Strategy

China Set To Boost Banks' Lending Freedom As Liberalisation Continues

Tom Burroughes Group Editor 30 June 2015

China Set To Boost Banks' Lending Freedom As Liberalisation Continues

China's moves to end a rule about loan-to-deposit ratios on banks is part of a continued drive to free up the country's capital markets, a large Scandinavian bank said.

A move by China to remove the loan-to-deposit ratio, or LDR, for commercial banks, currently at 75 per cent, will boost lending and economic growth as the country liberalises its financial markets, Scandinavian bank SEB says in a note.

The bank noted that the end of the LDR will be replaced by other ways of monitoring liquidity.

As of May, the ratio was at an average of 67.8 per cent; SEB says this level is not likely to be a true measure of banks’ liquidity conditions because they tend to reduce loans and hoard deposits towards the end of a month when the LDR is calculated. Bank also are struggling to attract deposits because other forms of savings, such as the wealth management products market, are seen as more attractive options.
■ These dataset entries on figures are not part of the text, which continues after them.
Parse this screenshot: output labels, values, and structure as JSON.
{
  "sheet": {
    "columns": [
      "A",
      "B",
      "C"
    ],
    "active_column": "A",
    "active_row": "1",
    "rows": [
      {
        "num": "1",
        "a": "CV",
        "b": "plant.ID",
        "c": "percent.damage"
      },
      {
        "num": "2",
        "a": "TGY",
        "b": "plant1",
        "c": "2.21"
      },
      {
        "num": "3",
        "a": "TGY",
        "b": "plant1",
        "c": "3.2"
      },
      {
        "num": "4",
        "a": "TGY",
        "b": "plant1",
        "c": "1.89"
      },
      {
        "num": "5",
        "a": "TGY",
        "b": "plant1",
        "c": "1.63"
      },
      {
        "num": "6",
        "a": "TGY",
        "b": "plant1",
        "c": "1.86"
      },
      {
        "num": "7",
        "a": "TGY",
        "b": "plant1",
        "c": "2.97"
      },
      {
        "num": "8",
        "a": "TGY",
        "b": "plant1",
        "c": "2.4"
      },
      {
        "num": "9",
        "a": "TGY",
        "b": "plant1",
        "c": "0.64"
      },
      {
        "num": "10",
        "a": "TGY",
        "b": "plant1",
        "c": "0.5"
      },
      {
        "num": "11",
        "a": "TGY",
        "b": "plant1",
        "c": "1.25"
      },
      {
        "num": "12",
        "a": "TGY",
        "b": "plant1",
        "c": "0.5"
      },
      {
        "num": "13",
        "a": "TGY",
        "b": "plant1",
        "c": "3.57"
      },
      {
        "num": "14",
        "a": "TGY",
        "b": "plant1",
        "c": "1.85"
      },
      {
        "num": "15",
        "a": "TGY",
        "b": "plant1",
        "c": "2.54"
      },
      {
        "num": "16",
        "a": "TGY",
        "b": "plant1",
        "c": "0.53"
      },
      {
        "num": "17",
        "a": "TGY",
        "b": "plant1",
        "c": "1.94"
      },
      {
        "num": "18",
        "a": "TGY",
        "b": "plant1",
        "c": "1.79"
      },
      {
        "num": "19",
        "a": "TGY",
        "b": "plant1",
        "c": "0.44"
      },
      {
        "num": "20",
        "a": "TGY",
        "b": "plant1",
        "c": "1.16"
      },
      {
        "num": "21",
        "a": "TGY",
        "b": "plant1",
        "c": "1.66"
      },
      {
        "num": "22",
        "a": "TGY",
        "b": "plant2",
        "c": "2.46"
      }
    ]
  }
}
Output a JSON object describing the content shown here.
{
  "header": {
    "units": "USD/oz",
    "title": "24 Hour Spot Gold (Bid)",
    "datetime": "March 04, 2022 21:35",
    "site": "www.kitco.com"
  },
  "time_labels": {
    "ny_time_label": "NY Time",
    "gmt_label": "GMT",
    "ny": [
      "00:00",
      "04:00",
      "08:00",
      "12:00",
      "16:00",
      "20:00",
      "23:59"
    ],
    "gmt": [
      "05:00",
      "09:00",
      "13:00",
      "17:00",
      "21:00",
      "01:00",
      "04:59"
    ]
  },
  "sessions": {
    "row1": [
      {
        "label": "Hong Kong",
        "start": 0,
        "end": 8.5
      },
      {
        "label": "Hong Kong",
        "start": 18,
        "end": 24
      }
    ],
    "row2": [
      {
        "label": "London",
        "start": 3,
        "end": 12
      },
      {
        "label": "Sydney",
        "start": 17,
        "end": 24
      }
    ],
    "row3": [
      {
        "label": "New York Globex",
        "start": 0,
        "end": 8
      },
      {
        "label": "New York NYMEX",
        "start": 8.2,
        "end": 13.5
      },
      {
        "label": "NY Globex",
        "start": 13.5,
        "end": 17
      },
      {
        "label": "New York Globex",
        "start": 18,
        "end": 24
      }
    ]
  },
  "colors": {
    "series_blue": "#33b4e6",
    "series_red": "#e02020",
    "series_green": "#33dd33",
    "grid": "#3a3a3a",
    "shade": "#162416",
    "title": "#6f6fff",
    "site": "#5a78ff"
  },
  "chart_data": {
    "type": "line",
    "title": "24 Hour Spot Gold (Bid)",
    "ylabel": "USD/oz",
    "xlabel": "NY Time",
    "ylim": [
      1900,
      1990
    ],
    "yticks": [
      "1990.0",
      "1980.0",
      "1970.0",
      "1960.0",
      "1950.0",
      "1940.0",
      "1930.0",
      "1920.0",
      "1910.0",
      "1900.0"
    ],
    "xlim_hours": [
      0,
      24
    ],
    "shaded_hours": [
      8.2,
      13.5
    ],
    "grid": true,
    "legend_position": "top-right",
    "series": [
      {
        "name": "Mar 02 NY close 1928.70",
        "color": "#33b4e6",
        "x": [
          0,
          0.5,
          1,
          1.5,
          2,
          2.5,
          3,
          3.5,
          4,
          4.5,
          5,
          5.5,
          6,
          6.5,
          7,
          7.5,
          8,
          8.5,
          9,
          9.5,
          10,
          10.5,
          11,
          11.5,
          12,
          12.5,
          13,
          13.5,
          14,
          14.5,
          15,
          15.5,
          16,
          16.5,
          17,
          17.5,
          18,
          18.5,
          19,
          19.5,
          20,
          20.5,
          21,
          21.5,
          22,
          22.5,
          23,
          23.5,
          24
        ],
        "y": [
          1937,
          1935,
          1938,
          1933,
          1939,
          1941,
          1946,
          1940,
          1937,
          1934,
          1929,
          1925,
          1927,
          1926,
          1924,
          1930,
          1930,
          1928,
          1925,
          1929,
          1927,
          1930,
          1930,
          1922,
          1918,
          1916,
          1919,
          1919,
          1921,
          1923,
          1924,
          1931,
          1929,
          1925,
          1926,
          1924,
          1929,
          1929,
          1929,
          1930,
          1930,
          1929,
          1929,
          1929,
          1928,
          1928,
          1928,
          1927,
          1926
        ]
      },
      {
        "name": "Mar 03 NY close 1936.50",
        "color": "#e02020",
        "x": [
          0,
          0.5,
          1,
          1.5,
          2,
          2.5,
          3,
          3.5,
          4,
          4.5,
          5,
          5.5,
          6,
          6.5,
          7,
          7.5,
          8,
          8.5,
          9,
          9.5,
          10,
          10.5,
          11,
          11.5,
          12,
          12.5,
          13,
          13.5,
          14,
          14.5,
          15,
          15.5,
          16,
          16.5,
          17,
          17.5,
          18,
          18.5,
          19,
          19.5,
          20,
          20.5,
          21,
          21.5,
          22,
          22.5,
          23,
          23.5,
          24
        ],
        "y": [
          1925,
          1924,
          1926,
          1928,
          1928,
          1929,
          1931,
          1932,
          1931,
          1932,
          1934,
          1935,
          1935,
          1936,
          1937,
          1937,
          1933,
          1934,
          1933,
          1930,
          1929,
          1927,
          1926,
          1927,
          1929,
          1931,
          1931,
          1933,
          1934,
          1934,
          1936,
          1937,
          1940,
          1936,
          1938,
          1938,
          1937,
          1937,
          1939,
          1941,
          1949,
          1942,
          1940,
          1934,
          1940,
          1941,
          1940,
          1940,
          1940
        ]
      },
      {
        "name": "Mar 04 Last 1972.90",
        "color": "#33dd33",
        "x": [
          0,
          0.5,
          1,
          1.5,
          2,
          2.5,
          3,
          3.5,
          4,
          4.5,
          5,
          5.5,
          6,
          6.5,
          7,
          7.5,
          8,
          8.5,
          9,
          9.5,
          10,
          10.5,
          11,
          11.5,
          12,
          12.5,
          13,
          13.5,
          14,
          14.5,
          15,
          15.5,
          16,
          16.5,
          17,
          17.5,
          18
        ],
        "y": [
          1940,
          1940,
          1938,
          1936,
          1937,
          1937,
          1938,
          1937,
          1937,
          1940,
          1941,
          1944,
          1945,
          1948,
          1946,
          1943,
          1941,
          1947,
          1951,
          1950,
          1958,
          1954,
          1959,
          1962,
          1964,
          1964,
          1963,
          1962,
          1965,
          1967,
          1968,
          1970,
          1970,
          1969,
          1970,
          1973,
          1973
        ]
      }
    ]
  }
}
SEB said the end of the ratio rule could happen as soon as two months from now, which means that there will continue to be month-end rises in rates in June and July.

Ending the ratio “will encourage banks to give more loans and support growth. Property and banks are the likely winners since banks can extend more loans, especially mortgage loans. Also, the smaller banks should benefit more since they have high LDR because they have [a] harder time attracting deposits (i.e. bigger is considered safer),” the bank said.  

“Second, it will smooth the interest rate curve and prevent the volatile, seasonal liquidity crunch (month end, quarter end). Smoother rates and less liquidity crunch will also support the equity market. Third, we will still need an interest rate or reserve requirement ratio cut short term to cushion the growth slowdown and allow maturing debt to be rolled over smoothly. Markets will continue to be disappointed on Mondays if cuts are not delivered over the weekends when China changes policy,” it said.

An LDR is used to measure how liquid a bank is: if a customer withdraws from a bank deposit but the bank has lent everything long term, it will have problems meeting the withdraw request. LDR measures this ability to meet liquidity needs. China’s LDR is low internationally because of its large deposit base.

In China, households and corporates are limited on where to park their savings and deposits are one of the limited choices. Financial market liberalisation and increasing the size of domestic equity and bond markets, as well as opening the capital account to access international financial markets, are solutions to give domestic savers more choices away from banks.